The devices work by delivering tiny electrical pulses via silver electrodes that stimulate taste buds directly, effectively “zapping” the tongue to enhance or restore flavor sensations during eating or drinking.
Beyond helping seniors and cancer patients enjoy food again, this technology hints at a future where virtual reality environments could offer digital nachos that you can actually taste, merging the sensory worlds of sight, sound, and flavor.
1 People Who Taste Words

It may sound like pure fiction, but a rare group of individuals can literally taste words. These people are known as synesthetes, and they experience a blending of senses—such as vision and hearing, or touch and taste.
The most uncommon among them are language tasters. In experiments, these synesthetes reported distinct flavors for the names of objects they had never seen. When called back months later, they could accurately recall the flavor associated with each word, a feat that non‑synesthetic participants failed to achieve.

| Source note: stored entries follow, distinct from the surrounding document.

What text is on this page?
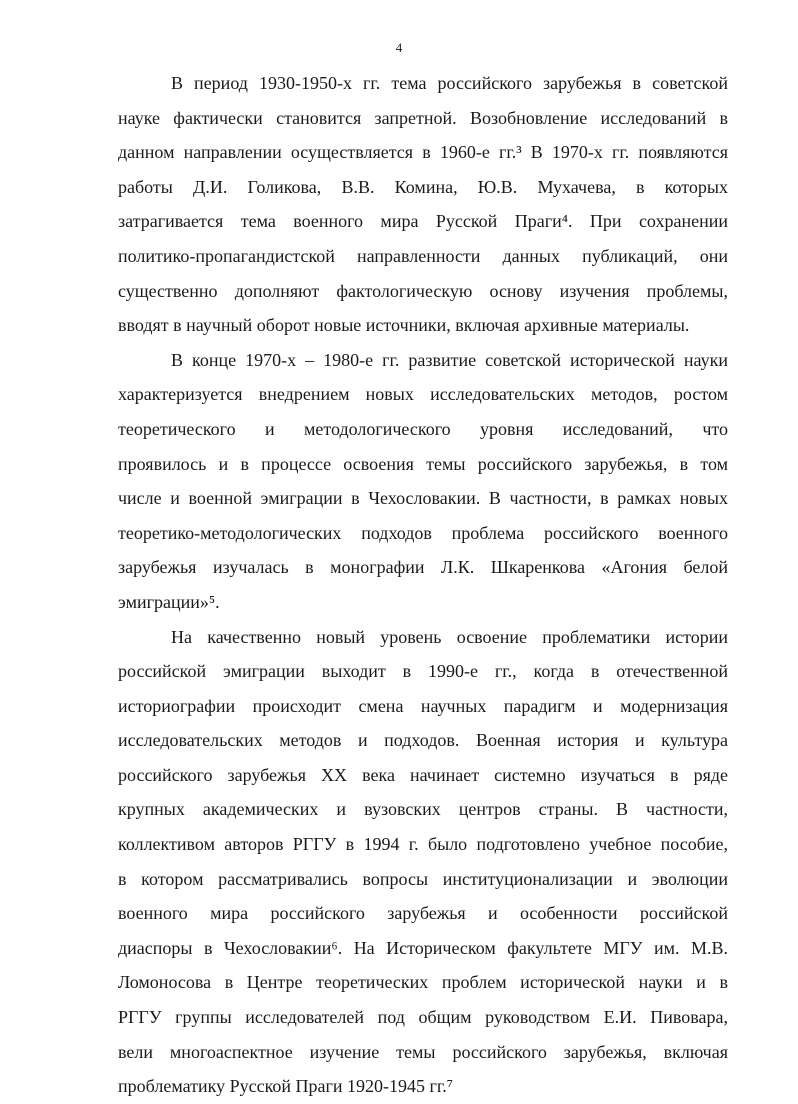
4
В период 1930-1950-х гг. тема российского зарубежья в советской
науке фактически становится запретной. Возобновление исследований в
данном направлении осуществляется в 1960-е гг.³ В 1970-х гг. появляются
работы Д.И. Голикова, В.В. Комина, Ю.В. Мухачева, в которых
затрагивается тема военного мира Русской Праги⁴. При сохранении
политико-пропагандистской направленности данных публикаций, они
существенно дополняют фактологическую основу изучения проблемы,
вводят в научный оборот новые источники, включая архивные материалы.
В конце 1970-х – 1980-е гг. развитие советской исторической науки
характеризуется внедрением новых исследовательских методов, ростом
теоретического и методологического уровня исследований, что
проявилось и в процессе освоения темы российского зарубежья, в том
числе и военной эмиграции в Чехословакии. В частности, в рамках новых
теоретико-методологических подходов проблема российского военного
зарубежья изучалась в монографии Л.К. Шкаренкова «Агония белой
эмиграции»⁵.
На качественно новый уровень освоение проблематики истории
российской эмиграции выходит в 1990-е гг., когда в отечественной
историографии происходит смена научных парадигм и модернизация
исследовательских методов и подходов. Военная история и культура
российского зарубежья XX века начинает системно изучаться в ряде
крупных академических и вузовских центров страны. В частности,
коллективом авторов РГГУ в 1994 г. было подготовлено учебное пособие,
в котором рассматривались вопросы институционализации и эволюции
военного мира российского зарубежья и особенности российской
диаспоры в Чехословакии⁶. На Историческом факультете МГУ им. М.В.
Ломоносова в Центре теоретических проблем исторической науки и в
РГГУ группы исследователей под общим руководством Е.И. Пивовара,
вели многоаспектное изучение темы российского зарубежья, включая
проблематику Русской Праги 1920-1945 гг.⁷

Even everyday words can trigger taste sensations: the word “mint,” for example, reliably evokes a minty flavor for many synesthetes. Researchers discovered that it’s not the meaning of the word but certain sounds within it that activate taste receptors.
The underlying cause of this cross‑modal perception remains a mystery. One theory suggests that everyone is born with fully connected sensory regions in the brain, and as we age, these connections prune away. In synesthetes, the pruning process may never fully complete, leaving lingering links between language and taste.
Our top 10 unusual facts about taste reveal just how intricate and surprising this sense truly is. From wine that tastes better because of its price tag to berries that rewrite sour into sweet, the world of flavor is far more adventurous than you might imagine.